1. The Court of Appeals erred in rejecting FERC's interpretation of § 101(b)(5). The statute's plain meaning governs. It provides for the applicability of the overlapping provision that "could" result in the highest
price, not that provision which "will" (depending on actual contracts and daily market prices) result in the highest price for each producer. Section 101(b)(5)'s words call for a simple comparison between the highest price permitted by one provision and the highest price permitted by another: the higher the price ceiling, the higher the price that "could" result under the provision. When one of the provisions sets no price ceiling at all -- i.e., it deregulates -- that provision governs. The court erred in concluding that reading the word "could" with its ordinary conditional meaning makes so little sense that it must be converted to the word "will." The statute does not mean to refer to particular contracts, but rather to the generic situation of parties in a precontract state: the provision that allows the parties to contract to the highest conceivable price applies. The statute calls for a comparison of statutory provisions, not contractual ones, and nothing in the statute or legislative history suggests that Congress wanted the classification of gas to turn on contractual terms.

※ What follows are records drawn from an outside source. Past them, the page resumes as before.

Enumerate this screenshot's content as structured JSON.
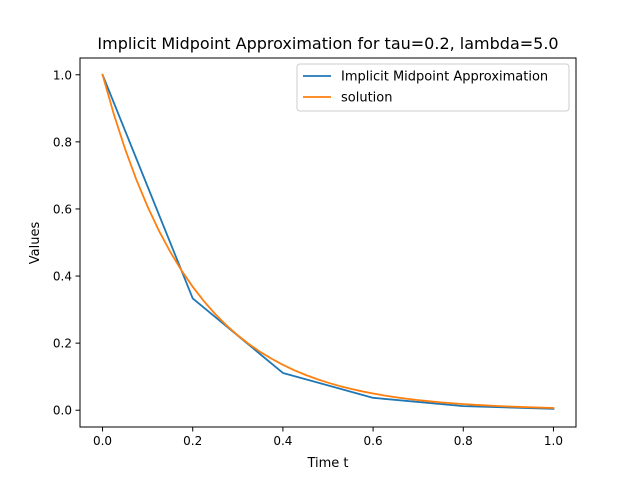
{
  "chart_data": {
    "type": "line",
    "title": "Implicit Midpoint Approximation for tau=0.2, lambda=5.0",
    "xlabel": "Time t",
    "ylabel": "Values",
    "xlim": [
      -0.05,
      1.05
    ],
    "ylim": [
      -0.05,
      1.05
    ],
    "xticks": [
      0.0,
      0.2,
      0.4,
      0.6,
      0.8,
      1.0
    ],
    "xtick_labels": [
      "0.0",
      "0.2",
      "0.4",
      "0.6",
      "0.8",
      "1.0"
    ],
    "yticks": [
      0.0,
      0.2,
      0.4,
      0.6,
      0.8,
      1.0
    ],
    "ytick_labels": [
      "0.0",
      "0.2",
      "0.4",
      "0.6",
      "0.8",
      "1.0"
    ],
    "grid": false,
    "legend": "top-right",
    "series": [
      {
        "name": "Implicit Midpoint Approximation",
        "color": "#1f77b4",
        "x": [
          0.0,
          0.2,
          0.4,
          0.6,
          0.8,
          1.0
        ],
        "y": [
          1.0,
          0.3333,
          0.1111,
          0.037,
          0.0123,
          0.0041
        ]
      },
      {
        "name": "solution",
        "color": "#ff7f0e",
        "x": [
          0.0,
          0.025,
          0.05,
          0.075,
          0.1,
          0.125,
          0.15,
          0.175,
          0.2,
          0.225,
          0.25,
          0.275,
          0.3,
          0.325,
          0.35,
          0.375,
          0.4,
          0.425,
          0.45,
          0.475,
          0.5,
          0.525,
          0.55,
          0.575,
          0.6,
          0.625,
          0.65,
          0.675,
          0.7,
          0.725,
          0.75,
          0.775,
          0.8,
          0.825,
          0.85,
          0.875,
          0.9,
          0.925,
          0.95,
          0.975,
          1.0
        ],
        "y": [
          1.0,
          0.8825,
          0.7788,
          0.6873,
          0.6065,
          0.5353,
          0.4724,
          0.4169,
          0.3679,
          0.3247,
          0.2865,
          0.2528,
          0.2231,
          0.1969,
          0.1738,
          0.1534,
          0.1353,
          0.1194,
          0.1054,
          0.093,
          0.0821,
          0.0724,
          0.0639,
          0.0564,
          0.0498,
          0.0439,
          0.0388,
          0.0342,
          0.0302,
          0.0266,
          0.0235,
          0.0208,
          0.0183,
          0.0162,
          0.0143,
          0.0126,
          0.0111,
          0.0098,
          0.0087,
          0.0076,
          0.0067
        ]
      }
    ]
  }
}
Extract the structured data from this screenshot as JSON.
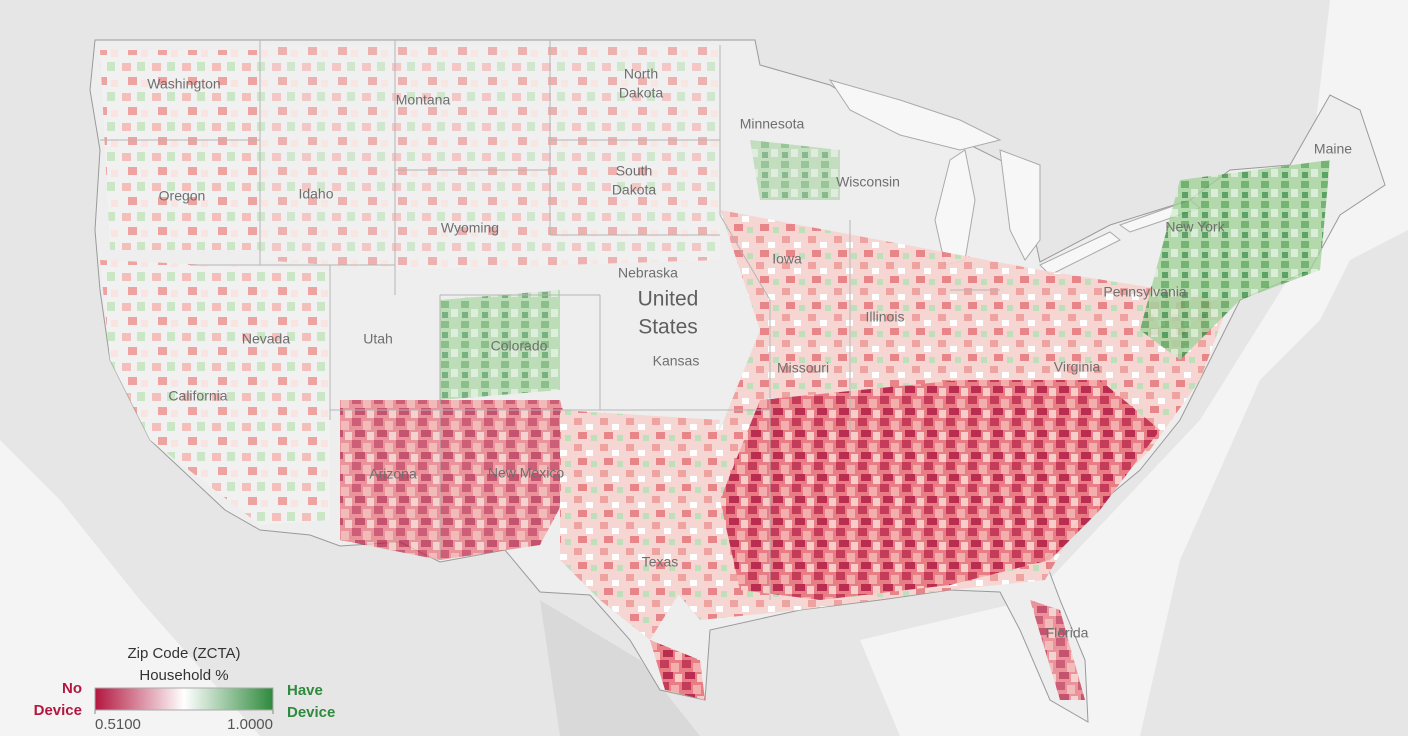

Moreover, the Court of Appeals' reading is contrary to the whole thrust of the Act, for it has the effect of turning a statutory scheme of price ceilings and deregulation into a system of price supports for producers. It also creates a chaotic scheme wherein the applicable provision for a particular type of gas varies depending on the producer, the contract, and the current market price. Pp. 486 U. S. 209-211.
2. The Court of Appeals also erred in overturning FERC's ruling that certain gas qualified as "new tight formation gas" subject to regulation under § 107(c)(5) of the Act is automatically qualified as deregulated "new" gas under §§ 102(c) or 103. Section 107(c)(5) gives FERC authority to make eligible, for special high-cost gas pricing, natural gas "produced under such . . . conditions as [FERC] determines to present extraordinary risks or costs." There is nothing objectionable about FERC's ruling, which merely recognizes that certain "new tight formation gas" -- which requires the producer to file the same information (in addition to other information) that would be filed to qualify under either § 102(c) or § 103 -- is a subset of deregulated "new" gas under the latter sections. The Court of Appeals' contrary conclusion was based on its reading of § 101(b)(5), rejected above, and its erroneous interpretation of certain portions of the legislative history. Nor does FERC's rule intrude on the jurisdiction of other state and federal agencies to make category determinations under § 503. FERC has made no category determinations, but has merely promulgated, pursuant to its ample authority, a definitional rule applicable in determination proceedings. Pp. 486 U. S. 211-213.
813 F.2d 1059, reversed.
BRENNAN, J., delivered the opinion of the Court, in which all other Members joined, except WHITE, J., who took no part in the consideration or decision of the cases.